Jakarta, IDN Times - Indonesia diprediksi mengalami El Nino Godzilla atau musim kemarau lebih panjang dari biasanya. Badan Meteorologi, Klimatologi dan Geofisika (BMKG) melakukan langkah preventif, agar dampak buruk El Nino Godzilla tidak parah.
Salah satunya, bekerja sama dengan Kementerian Kehutanan (Kemenhut) untuk mengantisipasi terjadinya kebakaran hutan dan lahan (karhutla).
“Kami sepakat untuk menguatkan perlindungan hutan melalui upaya preventif serta kuratif. Telah dibahas beberapa kerja sama potensial, mulai dari pemasangan alat sensor hingga integrasi data dan informasi prediksi untuk upaya pencegahan, pengurangan, atau pengendalian karhutla,” ujar Kepala BMKG, Teuku Faisal Fathani, dalam keterangannya, dikutip Kamis (23/4/2026).
1. Indonesia mulai masuk musim kemarau

Berdasarkan data BMKG, sejumlah wilayah di Indonesia sudah masuk musim kemarau. Per 21 April 2026, jumlah titik api di Indonesia sudah ada 1.777 titik. Dari jumlah tersebut, Riau dan Kalimantan menjadi daerah paling banyak memiliki titik panas terbanyak.
“Potensi kebakaran hutan dan lahan sangat bergantung pada akurasi data serta optimalisasi upaya preventif, salah satunya melalui intervensi atmosfer pada operasi modifikasi cuaca (OMC),” kata dia.

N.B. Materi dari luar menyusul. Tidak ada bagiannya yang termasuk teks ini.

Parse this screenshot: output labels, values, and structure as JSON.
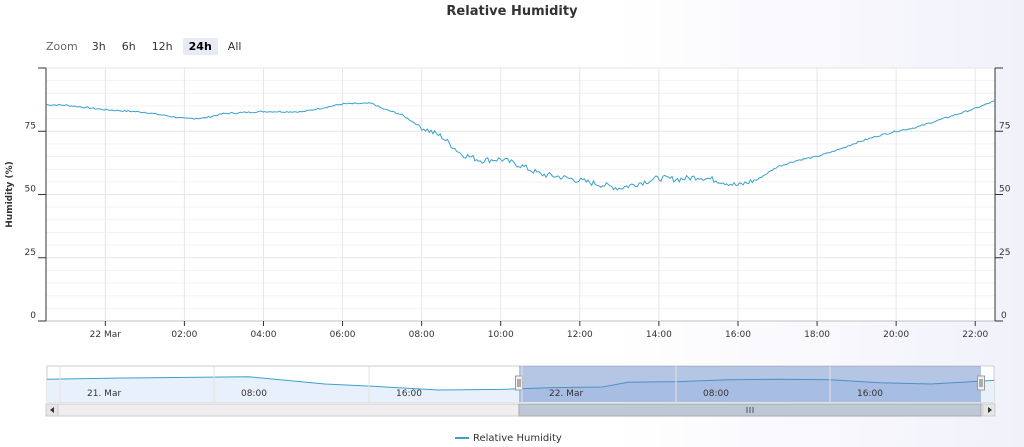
{
  "title": "Relative Humidity",
  "zoom": {
    "label": "Zoom",
    "buttons": [
      {
        "label": "3h",
        "active": false
      },
      {
        "label": "6h",
        "active": false
      },
      {
        "label": "12h",
        "active": false
      },
      {
        "label": "24h",
        "active": true
      },
      {
        "label": "All",
        "active": false
      }
    ]
  },
  "colors": {
    "series": "#3ba1cc",
    "navigator_fill": "#5a7ec4",
    "left_tick_0": "#0000cc",
    "tick_red": "#cc0000",
    "grid": "#e6e6e6"
  },
  "navigator": {
    "labels": [
      "21. Mar",
      "08:00",
      "16:00",
      "22. Mar",
      "08:00",
      "16:00"
    ],
    "selected_from": "2013-03-21T22:30",
    "selected_to": "2013-03-22T22:30"
  },
  "legend": {
    "label": "Relative Humidity"
  },
  "chart_data": {
    "type": "line",
    "title": "Relative Humidity",
    "ylabel": "Humidity (%)",
    "xlabel": "",
    "ylim": [
      0,
      100
    ],
    "x_range": [
      "2013-03-21T22:30",
      "2013-03-22T22:30"
    ],
    "y_ticks_left": [
      0,
      25,
      50,
      75
    ],
    "y_ticks_right": [
      25,
      50,
      75
    ],
    "x_tick_labels": [
      "22 Mar",
      "02:00",
      "04:00",
      "06:00",
      "08:00",
      "10:00",
      "12:00",
      "14:00",
      "16:00",
      "18:00",
      "20:00",
      "22:00"
    ],
    "series": [
      {
        "name": "Relative Humidity",
        "x": [
          "2013-03-21T22:30",
          "2013-03-21T23:00",
          "2013-03-22T00:00",
          "2013-03-22T01:00",
          "2013-03-22T02:00",
          "2013-03-22T02:30",
          "2013-03-22T03:00",
          "2013-03-22T04:00",
          "2013-03-22T05:00",
          "2013-03-22T06:00",
          "2013-03-22T06:45",
          "2013-03-22T07:00",
          "2013-03-22T07:30",
          "2013-03-22T08:00",
          "2013-03-22T08:30",
          "2013-03-22T09:00",
          "2013-03-22T09:30",
          "2013-03-22T10:00",
          "2013-03-22T10:30",
          "2013-03-22T11:00",
          "2013-03-22T11:30",
          "2013-03-22T12:00",
          "2013-03-22T12:30",
          "2013-03-22T13:00",
          "2013-03-22T13:30",
          "2013-03-22T14:00",
          "2013-03-22T14:30",
          "2013-03-22T15:00",
          "2013-03-22T15:30",
          "2013-03-22T16:00",
          "2013-03-22T16:30",
          "2013-03-22T17:00",
          "2013-03-22T17:30",
          "2013-03-22T18:00",
          "2013-03-22T18:30",
          "2013-03-22T19:00",
          "2013-03-22T19:30",
          "2013-03-22T20:00",
          "2013-03-22T20:30",
          "2013-03-22T21:00",
          "2013-03-22T21:30",
          "2013-03-22T22:00",
          "2013-03-22T22:30"
        ],
        "y": [
          85.5,
          85.3,
          83.5,
          82.5,
          80.0,
          80.2,
          82.0,
          82.8,
          82.7,
          85.8,
          86.0,
          84.0,
          81.5,
          76.5,
          73.0,
          66.0,
          63.5,
          64.0,
          61.5,
          58.0,
          57.0,
          55.5,
          54.0,
          52.5,
          54.5,
          56.5,
          56.0,
          57.0,
          55.5,
          53.5,
          56.0,
          61.0,
          63.5,
          65.0,
          67.5,
          70.5,
          73.0,
          75.0,
          76.5,
          79.0,
          81.5,
          84.0,
          87.0
        ]
      }
    ]
  }
}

2. BMKG sudah lakukan modifikasi cuaca redam titik panas

BMKG menyampaikan, OMC operasi modifikasi cuaca di Riau dan Kalimantan juga terus dilakukan. Tujuannya untuk meningkatkan tinggi muka air tanah gambut.

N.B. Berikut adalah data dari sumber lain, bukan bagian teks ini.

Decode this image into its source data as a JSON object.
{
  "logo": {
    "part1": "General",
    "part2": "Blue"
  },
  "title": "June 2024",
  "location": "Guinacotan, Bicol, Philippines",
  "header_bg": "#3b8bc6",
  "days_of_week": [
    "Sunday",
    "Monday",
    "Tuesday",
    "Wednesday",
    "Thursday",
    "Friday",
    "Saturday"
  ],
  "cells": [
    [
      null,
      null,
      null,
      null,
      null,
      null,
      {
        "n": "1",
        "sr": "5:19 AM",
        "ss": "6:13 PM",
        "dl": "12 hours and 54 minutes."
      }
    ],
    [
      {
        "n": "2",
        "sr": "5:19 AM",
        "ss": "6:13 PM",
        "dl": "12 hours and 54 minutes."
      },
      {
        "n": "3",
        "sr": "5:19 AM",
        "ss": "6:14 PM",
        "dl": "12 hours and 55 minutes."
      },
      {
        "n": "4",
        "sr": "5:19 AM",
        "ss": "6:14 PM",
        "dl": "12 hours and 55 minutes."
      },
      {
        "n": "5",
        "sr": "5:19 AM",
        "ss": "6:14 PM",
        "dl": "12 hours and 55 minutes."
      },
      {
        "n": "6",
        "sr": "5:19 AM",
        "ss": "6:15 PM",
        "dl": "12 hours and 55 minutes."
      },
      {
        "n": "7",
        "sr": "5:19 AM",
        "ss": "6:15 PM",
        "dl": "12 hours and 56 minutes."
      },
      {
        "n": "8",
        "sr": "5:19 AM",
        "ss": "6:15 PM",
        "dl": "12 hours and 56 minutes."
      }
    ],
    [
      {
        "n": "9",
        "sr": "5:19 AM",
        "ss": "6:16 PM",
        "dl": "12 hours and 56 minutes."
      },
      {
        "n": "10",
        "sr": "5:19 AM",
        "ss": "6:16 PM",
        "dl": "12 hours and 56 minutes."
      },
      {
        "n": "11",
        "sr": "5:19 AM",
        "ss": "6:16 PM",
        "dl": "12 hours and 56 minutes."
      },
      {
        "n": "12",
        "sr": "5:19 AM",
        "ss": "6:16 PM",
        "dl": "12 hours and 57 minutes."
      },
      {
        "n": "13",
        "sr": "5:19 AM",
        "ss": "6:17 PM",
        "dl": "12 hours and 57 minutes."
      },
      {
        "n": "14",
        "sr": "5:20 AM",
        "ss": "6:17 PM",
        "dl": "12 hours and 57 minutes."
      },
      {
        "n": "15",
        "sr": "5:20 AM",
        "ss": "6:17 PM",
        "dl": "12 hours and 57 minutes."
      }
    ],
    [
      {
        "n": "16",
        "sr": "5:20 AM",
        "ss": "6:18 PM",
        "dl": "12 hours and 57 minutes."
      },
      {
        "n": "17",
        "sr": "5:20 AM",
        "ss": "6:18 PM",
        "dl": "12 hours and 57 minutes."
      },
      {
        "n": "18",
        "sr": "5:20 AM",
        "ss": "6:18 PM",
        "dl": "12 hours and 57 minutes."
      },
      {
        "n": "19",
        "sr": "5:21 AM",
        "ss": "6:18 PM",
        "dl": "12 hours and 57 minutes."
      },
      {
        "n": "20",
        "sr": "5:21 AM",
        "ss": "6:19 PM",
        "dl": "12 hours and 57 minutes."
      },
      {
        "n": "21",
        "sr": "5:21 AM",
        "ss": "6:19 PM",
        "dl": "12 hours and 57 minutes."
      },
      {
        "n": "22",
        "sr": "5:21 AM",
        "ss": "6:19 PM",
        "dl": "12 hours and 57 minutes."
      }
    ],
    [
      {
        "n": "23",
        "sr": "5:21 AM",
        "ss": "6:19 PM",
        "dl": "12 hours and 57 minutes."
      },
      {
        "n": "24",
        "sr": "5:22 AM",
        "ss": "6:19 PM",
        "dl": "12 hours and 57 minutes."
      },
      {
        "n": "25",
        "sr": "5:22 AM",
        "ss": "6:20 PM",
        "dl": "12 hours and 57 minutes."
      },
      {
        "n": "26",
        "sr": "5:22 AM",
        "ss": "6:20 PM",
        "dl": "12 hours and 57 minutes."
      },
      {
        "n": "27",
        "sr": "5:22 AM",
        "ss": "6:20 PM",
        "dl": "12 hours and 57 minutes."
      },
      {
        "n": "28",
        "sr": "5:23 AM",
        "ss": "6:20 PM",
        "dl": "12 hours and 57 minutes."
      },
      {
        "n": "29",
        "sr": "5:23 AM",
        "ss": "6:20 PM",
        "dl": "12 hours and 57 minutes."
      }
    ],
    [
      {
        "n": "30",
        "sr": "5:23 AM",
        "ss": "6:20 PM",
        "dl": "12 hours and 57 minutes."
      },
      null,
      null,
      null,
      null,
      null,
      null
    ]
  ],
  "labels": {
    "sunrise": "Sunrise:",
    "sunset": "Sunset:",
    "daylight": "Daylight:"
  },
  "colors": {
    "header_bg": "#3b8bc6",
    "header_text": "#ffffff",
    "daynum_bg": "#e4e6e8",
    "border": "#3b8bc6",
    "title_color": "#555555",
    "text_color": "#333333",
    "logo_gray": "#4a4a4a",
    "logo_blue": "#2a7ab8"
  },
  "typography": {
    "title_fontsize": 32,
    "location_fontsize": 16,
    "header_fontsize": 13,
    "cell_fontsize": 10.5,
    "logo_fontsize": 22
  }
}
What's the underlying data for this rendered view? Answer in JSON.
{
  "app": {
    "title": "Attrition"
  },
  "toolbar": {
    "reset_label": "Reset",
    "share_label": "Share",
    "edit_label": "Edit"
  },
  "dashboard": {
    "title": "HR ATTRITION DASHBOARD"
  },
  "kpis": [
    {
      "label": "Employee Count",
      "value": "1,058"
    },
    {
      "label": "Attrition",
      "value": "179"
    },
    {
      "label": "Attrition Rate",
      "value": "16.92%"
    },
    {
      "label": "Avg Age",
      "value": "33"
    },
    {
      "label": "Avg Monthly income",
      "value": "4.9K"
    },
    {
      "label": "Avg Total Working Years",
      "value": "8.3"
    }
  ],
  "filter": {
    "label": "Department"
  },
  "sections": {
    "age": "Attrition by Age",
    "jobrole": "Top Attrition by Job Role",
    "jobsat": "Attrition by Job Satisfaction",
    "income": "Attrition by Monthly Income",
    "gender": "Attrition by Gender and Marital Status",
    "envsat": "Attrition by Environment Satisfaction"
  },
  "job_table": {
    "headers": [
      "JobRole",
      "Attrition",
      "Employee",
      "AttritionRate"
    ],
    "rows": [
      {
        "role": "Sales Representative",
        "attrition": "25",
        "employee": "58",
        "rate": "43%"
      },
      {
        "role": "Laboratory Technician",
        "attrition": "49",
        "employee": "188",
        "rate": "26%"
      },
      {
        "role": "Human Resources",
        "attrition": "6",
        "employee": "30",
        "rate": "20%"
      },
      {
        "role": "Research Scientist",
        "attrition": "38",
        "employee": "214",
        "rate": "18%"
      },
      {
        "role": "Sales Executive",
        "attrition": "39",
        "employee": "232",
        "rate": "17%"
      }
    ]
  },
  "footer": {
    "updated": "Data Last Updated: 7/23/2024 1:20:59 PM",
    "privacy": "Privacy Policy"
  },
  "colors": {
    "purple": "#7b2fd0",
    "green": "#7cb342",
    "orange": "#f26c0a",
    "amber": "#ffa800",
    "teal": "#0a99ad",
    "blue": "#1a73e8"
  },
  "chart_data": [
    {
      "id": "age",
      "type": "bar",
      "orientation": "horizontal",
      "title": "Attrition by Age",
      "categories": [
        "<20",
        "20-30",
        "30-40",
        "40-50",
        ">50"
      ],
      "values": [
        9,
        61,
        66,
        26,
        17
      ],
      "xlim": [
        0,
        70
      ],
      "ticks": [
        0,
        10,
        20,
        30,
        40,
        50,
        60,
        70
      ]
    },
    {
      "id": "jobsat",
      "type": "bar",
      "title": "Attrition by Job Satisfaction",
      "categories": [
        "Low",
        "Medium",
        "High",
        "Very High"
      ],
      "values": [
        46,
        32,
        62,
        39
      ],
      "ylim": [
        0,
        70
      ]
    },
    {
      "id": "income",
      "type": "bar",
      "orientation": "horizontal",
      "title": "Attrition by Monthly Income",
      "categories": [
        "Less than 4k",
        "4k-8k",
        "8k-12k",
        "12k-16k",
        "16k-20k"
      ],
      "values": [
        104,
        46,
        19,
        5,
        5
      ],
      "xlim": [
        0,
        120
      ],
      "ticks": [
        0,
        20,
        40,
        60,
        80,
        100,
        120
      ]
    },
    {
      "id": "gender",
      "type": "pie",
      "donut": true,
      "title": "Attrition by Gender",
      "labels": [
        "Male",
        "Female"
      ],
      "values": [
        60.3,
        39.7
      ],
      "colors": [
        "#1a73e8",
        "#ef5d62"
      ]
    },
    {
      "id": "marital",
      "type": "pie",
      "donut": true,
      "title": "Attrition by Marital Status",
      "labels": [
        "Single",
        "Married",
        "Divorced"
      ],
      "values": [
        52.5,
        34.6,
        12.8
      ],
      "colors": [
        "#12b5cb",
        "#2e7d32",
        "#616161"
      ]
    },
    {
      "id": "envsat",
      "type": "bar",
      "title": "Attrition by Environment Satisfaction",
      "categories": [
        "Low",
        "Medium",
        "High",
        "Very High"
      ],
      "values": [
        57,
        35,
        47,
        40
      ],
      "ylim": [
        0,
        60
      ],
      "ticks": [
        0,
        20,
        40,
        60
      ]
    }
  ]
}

BMKG juga terus melakukan koordinasi dengan pemerintah daerah yang memiliki banyak titik panas, sehingga ancaman kebakaran lahan dan hutan bisa diantisipasi.
3. Harus ada ketepatan data

Dalam kesempatan yang sama, Menteri Kehutanan, Raja Juli Antoni, mengatakan harus ada ketepatan data untuk bisa memastikan titik api bisa diredam.

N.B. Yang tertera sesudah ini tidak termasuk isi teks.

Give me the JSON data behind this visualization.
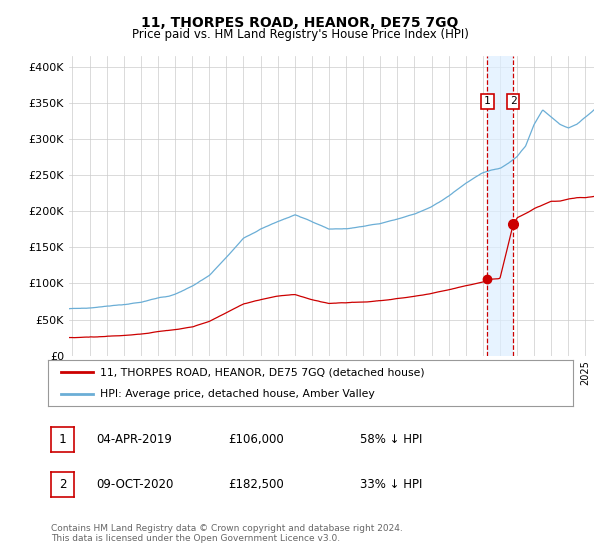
{
  "title": "11, THORPES ROAD, HEANOR, DE75 7GQ",
  "subtitle": "Price paid vs. HM Land Registry's House Price Index (HPI)",
  "ylabel_ticks": [
    "£0",
    "£50K",
    "£100K",
    "£150K",
    "£200K",
    "£250K",
    "£300K",
    "£350K",
    "£400K"
  ],
  "ytick_values": [
    0,
    50000,
    100000,
    150000,
    200000,
    250000,
    300000,
    350000,
    400000
  ],
  "ylim": [
    0,
    415000
  ],
  "xlim_start": 1994.8,
  "xlim_end": 2025.5,
  "hpi_color": "#6baed6",
  "price_color": "#cc0000",
  "shade_color": "#ddeeff",
  "marker1_date": 2019.27,
  "marker2_date": 2020.77,
  "marker1_price": 106000,
  "marker2_price": 182500,
  "legend_label1": "11, THORPES ROAD, HEANOR, DE75 7GQ (detached house)",
  "legend_label2": "HPI: Average price, detached house, Amber Valley",
  "footer": "Contains HM Land Registry data © Crown copyright and database right 2024.\nThis data is licensed under the Open Government Licence v3.0.",
  "background_color": "#ffffff",
  "grid_color": "#cccccc",
  "hpi_key_years": [
    1994.8,
    1995,
    1996,
    1997,
    1998,
    1999,
    2000,
    2001,
    2002,
    2003,
    2004,
    2005,
    2006,
    2007,
    2008,
    2009,
    2010,
    2011,
    2012,
    2013,
    2014,
    2015,
    2016,
    2017,
    2018,
    2019,
    2019.5,
    2020,
    2020.5,
    2021,
    2021.5,
    2022,
    2022.5,
    2023,
    2023.5,
    2024,
    2024.5,
    2025,
    2025.5
  ],
  "hpi_key_vals": [
    65000,
    65000,
    66000,
    68000,
    70000,
    73000,
    79000,
    84000,
    95000,
    110000,
    135000,
    162000,
    175000,
    185000,
    195000,
    185000,
    175000,
    175000,
    178000,
    182000,
    188000,
    195000,
    205000,
    220000,
    238000,
    252000,
    256000,
    258000,
    265000,
    275000,
    290000,
    320000,
    340000,
    330000,
    320000,
    315000,
    320000,
    330000,
    340000
  ],
  "price_key_years": [
    1994.8,
    1995,
    1996,
    1997,
    1998,
    1999,
    2000,
    2001,
    2002,
    2003,
    2004,
    2005,
    2006,
    2007,
    2008,
    2009,
    2010,
    2011,
    2012,
    2013,
    2014,
    2015,
    2016,
    2017,
    2018,
    2019.0,
    2019.27,
    2019.5,
    2020.0,
    2020.77,
    2021.0,
    2021.5,
    2022,
    2022.5,
    2023,
    2023.5,
    2024,
    2024.5,
    2025,
    2025.5
  ],
  "price_key_vals": [
    25000,
    25000,
    26000,
    27000,
    28000,
    30000,
    33000,
    36000,
    40000,
    48000,
    60000,
    72000,
    78000,
    83000,
    85000,
    78000,
    73000,
    74000,
    75000,
    77000,
    80000,
    83000,
    87000,
    92000,
    98000,
    103000,
    106000,
    107000,
    108000,
    182500,
    192000,
    198000,
    205000,
    210000,
    215000,
    215000,
    218000,
    220000,
    220000,
    222000
  ]
}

“Kejadian karhutla tahun ini berpotensi meningkat seiring dengan adanya El Nino. Maka dari itu, intervensi melalui OMC dan ketepatan data sangat menentukan, apakah karhutla ini akan bisa ditekan, termasuk penegakan hukum dan disiplin masyarakat kita untuk tidak membakar lahan,” ujar Raja Juli.